“We have spent so much time making girls feel proud and joyful and able to campaign for their own rights. But we kind of have neglected our boys for our generation.” These were the words of Caitlin Moran, well-known journalist and feminist, most notably for her groundbreaking memoir How To Be A Woman in 2011. Like for many others, Moran’s bold claims on the BBC Woman’s Hour and the wave of responses that followed was a prominent feature on my social media accounts. I couldn’t help but wonder whether Moran’s appeal that women have been empowered at the expense of men was taken out of context, so I sat down and listened to the whole segment.
Unfortunately, the answer is both yes and no. Advocating for her new book What about men?, Moran said that her research was promoted by the growing number of men who showed up at her events and asked just that question. She goes on to state several statistics (including that men are more likely to kill themselves, be addicted or go to jail), and that we need to focus ‘the second half of feminism’ onto applying the rules we’ve used to help the girls to now help the boys. While she clarifies that feminism is about the equality between all genders, she also states that she believes that in today’s world, it’s easier to be a woman than to be a man.
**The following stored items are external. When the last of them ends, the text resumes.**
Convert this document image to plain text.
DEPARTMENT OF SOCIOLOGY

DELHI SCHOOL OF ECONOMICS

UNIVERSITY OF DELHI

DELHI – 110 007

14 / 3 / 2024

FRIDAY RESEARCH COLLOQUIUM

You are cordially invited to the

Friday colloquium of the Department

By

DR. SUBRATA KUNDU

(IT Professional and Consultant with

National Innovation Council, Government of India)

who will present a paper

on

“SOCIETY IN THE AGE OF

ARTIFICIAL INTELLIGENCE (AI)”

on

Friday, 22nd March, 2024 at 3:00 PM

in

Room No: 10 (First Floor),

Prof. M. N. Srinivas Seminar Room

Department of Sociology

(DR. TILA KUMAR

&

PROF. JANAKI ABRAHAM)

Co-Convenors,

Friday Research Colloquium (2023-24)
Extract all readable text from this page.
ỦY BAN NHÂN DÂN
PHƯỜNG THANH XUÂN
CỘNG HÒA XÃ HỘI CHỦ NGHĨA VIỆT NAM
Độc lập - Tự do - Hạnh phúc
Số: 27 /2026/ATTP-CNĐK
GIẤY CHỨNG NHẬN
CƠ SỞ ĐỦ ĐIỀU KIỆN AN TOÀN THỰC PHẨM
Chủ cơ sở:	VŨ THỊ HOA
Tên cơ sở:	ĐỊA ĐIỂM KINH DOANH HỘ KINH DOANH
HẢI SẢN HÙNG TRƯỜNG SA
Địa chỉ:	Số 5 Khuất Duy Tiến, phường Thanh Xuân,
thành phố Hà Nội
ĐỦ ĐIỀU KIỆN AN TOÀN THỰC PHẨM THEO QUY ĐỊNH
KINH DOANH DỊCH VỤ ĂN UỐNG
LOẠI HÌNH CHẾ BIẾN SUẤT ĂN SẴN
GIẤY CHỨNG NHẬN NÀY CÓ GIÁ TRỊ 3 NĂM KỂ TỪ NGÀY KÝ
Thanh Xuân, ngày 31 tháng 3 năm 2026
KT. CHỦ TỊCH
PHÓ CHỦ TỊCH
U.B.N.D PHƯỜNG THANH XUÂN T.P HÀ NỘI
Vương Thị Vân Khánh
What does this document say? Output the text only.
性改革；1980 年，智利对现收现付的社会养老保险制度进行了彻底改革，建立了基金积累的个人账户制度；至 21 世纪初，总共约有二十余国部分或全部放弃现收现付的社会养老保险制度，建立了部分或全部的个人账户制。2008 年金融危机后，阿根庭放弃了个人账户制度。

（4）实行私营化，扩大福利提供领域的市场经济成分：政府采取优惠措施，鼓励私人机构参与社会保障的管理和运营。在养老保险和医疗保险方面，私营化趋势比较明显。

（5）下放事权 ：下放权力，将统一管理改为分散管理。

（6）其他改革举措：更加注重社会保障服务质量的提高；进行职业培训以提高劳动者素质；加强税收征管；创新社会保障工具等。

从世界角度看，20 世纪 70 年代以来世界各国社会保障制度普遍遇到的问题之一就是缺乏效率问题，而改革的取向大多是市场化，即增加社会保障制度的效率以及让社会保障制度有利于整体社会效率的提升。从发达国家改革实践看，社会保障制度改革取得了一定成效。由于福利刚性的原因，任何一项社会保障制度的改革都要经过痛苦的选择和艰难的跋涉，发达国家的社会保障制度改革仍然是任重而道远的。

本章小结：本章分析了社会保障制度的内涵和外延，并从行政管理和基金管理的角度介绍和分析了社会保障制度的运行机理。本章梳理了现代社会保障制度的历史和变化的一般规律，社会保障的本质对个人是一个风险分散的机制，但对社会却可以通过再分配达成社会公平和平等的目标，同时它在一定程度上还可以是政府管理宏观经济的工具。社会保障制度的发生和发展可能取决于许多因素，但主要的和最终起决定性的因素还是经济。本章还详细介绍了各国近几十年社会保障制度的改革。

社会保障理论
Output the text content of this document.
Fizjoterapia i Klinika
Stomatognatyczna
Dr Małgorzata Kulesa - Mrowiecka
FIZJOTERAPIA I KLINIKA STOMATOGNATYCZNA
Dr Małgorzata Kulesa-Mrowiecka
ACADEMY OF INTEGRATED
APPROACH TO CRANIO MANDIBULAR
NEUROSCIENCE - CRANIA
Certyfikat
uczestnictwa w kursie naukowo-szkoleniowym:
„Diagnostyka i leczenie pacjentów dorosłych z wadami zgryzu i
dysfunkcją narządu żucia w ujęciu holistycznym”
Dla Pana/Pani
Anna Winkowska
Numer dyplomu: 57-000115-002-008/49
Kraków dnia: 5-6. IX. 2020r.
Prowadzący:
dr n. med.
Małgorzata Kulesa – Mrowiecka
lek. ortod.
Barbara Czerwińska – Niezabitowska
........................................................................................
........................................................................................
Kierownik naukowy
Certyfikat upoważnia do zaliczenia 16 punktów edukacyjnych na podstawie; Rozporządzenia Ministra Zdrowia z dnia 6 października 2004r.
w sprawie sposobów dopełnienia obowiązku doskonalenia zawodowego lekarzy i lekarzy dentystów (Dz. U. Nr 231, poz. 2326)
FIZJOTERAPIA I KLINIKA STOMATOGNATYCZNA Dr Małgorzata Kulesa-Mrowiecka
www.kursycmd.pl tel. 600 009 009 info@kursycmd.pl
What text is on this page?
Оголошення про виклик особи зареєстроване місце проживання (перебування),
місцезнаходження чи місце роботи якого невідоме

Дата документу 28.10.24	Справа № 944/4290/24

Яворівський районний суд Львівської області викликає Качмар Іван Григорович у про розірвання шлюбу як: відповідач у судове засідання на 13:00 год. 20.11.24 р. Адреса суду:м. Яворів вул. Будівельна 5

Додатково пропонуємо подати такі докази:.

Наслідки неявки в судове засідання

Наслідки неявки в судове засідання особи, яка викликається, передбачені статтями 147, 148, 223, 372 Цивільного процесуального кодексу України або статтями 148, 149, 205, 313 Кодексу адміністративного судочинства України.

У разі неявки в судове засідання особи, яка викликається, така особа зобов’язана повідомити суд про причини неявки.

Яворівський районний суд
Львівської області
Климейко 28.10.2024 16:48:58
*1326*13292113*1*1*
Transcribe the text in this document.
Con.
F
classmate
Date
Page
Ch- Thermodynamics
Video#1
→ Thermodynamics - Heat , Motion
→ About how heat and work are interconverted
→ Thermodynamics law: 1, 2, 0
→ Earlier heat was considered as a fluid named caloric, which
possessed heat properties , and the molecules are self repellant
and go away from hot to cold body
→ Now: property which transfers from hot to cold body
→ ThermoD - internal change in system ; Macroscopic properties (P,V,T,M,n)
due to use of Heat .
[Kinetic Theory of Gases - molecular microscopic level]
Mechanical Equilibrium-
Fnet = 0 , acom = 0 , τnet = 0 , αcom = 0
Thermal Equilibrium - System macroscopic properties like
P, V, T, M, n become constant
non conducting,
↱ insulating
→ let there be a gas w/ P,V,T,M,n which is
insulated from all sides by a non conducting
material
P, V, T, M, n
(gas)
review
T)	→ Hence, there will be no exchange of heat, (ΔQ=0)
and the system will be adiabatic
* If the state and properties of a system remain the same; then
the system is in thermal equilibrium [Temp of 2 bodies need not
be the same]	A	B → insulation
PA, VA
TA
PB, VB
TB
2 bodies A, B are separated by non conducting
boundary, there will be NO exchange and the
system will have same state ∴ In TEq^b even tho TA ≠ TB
There’s a lot to unpack here. While it may seem that women have it easier, we cannot disregard the decades women have fought to get to where we are today. We have claimed autonomy over our bodies and our lives against a plethora of opposition and pushback. We didn’t simply end up where we are because we chose to start living outside of the gender stereotypes that were assigned to us. Yet to say that because we have reached the point we’re at today, it’s now easier to be a woman completely disregards the political and social inequality that still exists everywhere around us. If we look at the UK alone, the gender pay gap still stands at a staggering 14.9%, only 30% of ministerial positions are held by women, girls’ happiness was just found to have reached a 15 year low, and on average, two women a week are killed in cases of domestic abuse.
And this is where we enter Whataboutism. Like Moran experienced during her events, when men asked ‘but what about men?’, whataboutism has been the go-to rhetoric to dispute feminism. Let me give you an example.Tell a misogynist that two women a week are killed at the hands of their partner and you’ll likely hear that, actually, 73% of homicide victims are male. It’s easy to ignore the elephant in the room, because the main takeaway from these statistics is not that men are more likely to be victims (what about men?), it’s that the underlying cause for both male and female homicide is male violence. 93% of perpetrators in homicide cases are male.This is the juxtaposition that we are forced to argue against over and over again when we try to explain why we need feminism. When we argue about outcomes, we forget to concentrate on the cause: both of these scenarios are direct consequences of patriarchy and the systems it enforces.
Which leaves the question: How much room should we make for men’s issues within feminism? I agree with Moran when she says that in order to fix women’s issues, we need to address men’s issues, but historically, feminists have been doing just that. And while feminists advocate for equality and structural change for all sexes, it has been overwhelmingly men that have advocated for their issues at the expense of women. But what about men? stems from the sentiment that people don’t want to fight for an issue if it doesn’t directly benefit themselves. Often, feminism is misconstrued as putting one gender above the other, but it’s not. Feminism is about equality between all genders and living free of narrow gender stereotypes. When people resort to whataboutisms, it seems clear to me that the call is coming from within the house: The perceived oppression many men claim to feel isn’t caused by women; it’s caused by patriarchy.
The narrow structural concepts of patriarchy are what prevent women from equality, but they also prevent men from living authentically. Moran is correct when she says that men are more likely to kill themselves, but this isn’t because it’s harder to be a man in today’s society. It’s because patriarchy teaches men to be strong, don’t show emotions, and they are thus less likely to seek help when they are struggling, or even realise how badly they’re struggling. “Men seek help for mental health less often,” says psychologist Jill Harkavy-Friedman to the BBC. “It’s not that men don’t have the same issues as women – but they’re a little less likely to know they have whatever stresses or mental health conditions that are putting them at greater risk for suicide.”
I completely agree that there should be room for men’s issues within feminism, yet to advocate for men’s issues as the second phase to feminism is absurd.On the one hand, it implies that women’s progress has come at the expense of men, and on the other hand it fails to address the historical oppression between genders. The burden of fighting for equality shouldn’t lie with those that have historically been oppressed, yet whether it’s the fight for racial equality or gender equality, it seems to me that, in many cases, the only way to convince the historical oppressor to support equality is to show them that there is something in it for them.
But the truth of the matter is that while patriarchy hurts men as well, they just don’t have a history of being oppressed. As BASW’s Wayne Reid put it so eloquently: “When you’re accustomed to privilege, equality feels like oppression.” But a misogynist will never believe this if they hear it from someone they don’t see as equal. So while feminism should address how patriarchy negatively affects men, women shouldn’t have to apologise for their progress. Driving this change has to be the responsibility of men in order to educate those that fight the war on feminism.